しかし、中央の山――その山頂にある『アンファングサントル神殿』――は無事なようだ。山頂に建てられているため、標高が高いからだろうか? それとも、結界で守られているのだろうか?
――だが逆に、瘴気によって閉じ込められているようにも見える。
俺はMPポーションで回復しつつ、仮説を立ててみた――神殿都市には歴史がある。地下には古い水路などが広がっていて、瘴気はそこから出たのだろう。

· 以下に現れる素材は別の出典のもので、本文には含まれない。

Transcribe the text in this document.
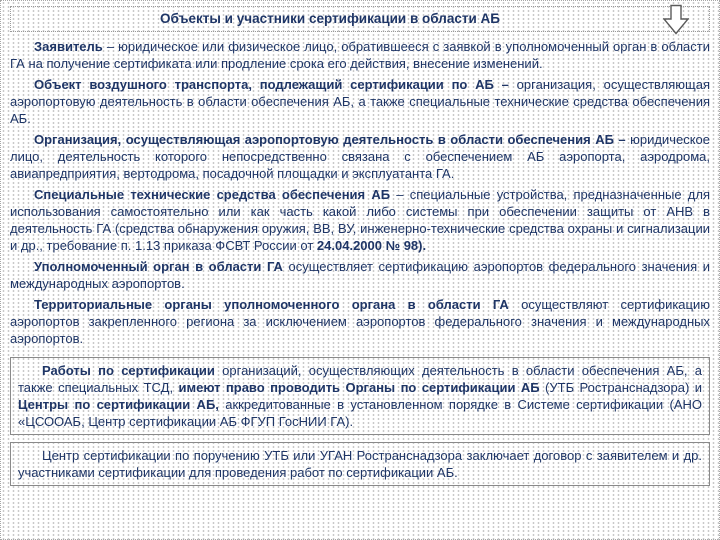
Объекты и участники сертификации в области АБ

Заявитель – юридическое или физическое лицо, обратившееся с заявкой в уполномоченный орган в области ГА на получение сертификата или продление срока его действия, внесение изменений.

Объект воздушного транспорта, подлежащий сертификации по АБ – организация, осуществляющая аэропортовую деятельность в области обеспечения АБ, а также специальные технические средства обеспечения АБ.

Организация, осуществляющая аэропортовую деятельность в области обеспечения АБ – юридическое лицо, деятельность которого непосредственно связана с обеспечением АБ аэропорта, аэродрома, авиапредприятия, вертодрома, посадочной площадки и эксплуатанта ГА.

Специальные технические средства обеспечения АБ – специальные устройства, предназначенные для использования самостоятельно или как часть какой либо системы при обеспечении защиты от АНВ в деятельность ГА (средства обнаружения оружия, ВВ, ВУ, инженерно-технические средства охраны и сигнализации и др., требование п. 1.13 приказа ФСВТ России от 24.04.2000 № 98).

Уполномоченный орган в области ГА осуществляет сертификацию аэропортов федерального значения и международных аэропортов.

Территориальные органы уполномоченного органа в области ГА осуществляют сертификацию аэропортов закрепленного региона за исключением аэропортов федерального значения и международных аэропортов.

Работы по сертификации организаций, осуществляющих деятельность в области обеспечения АБ, а также специальных ТСД, имеют право проводить Органы по сертификации АБ (УТБ Ространснадзора) и Центры по сертификации АБ, аккредитованные в установленном порядке в Системе сертификации (АНО «ЦСООАБ, Центр сертификации АБ ФГУП ГосНИИ ГА).

Центр сертификации по поручению УТБ или УГАН Ространснадзора заключает договор с заявителем и др. участниками сертификации для проведения работ по сертификации АБ.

魔物の大量発生と併せて計画的に実行された――と考えるべきだ。
でなければ、このタイミングで、更にこの短時間で誰にも気づかれることなく、瘴気で都市を覆うことは不可能な筈だ。
(だが、いったい何のために……)
――後発組の勇者たちを逃がさないため。
――中央の神殿へと人を集めるため。
――魔人や魔獣が行動し易いようにするため。
(そんなところか……)
こちらの動きが把握されていることから、敵と内通している者が神殿に居るのだろう。
ここはつい先日まで、大司教に化けていた――仮に魔人として――その魔人が管理していた都市だ。
長い年月を掛け、対勇者用の大規模な仕掛けが用意してあっても不思議ではない。
まだ、魔人の生き残りがいたのか、それとも、勇者を快く思わない連中が魔人の残した仕掛けを利用したのか――いずれにしても、敵の狙いは『アンファングサントル神殿』に有るようだ。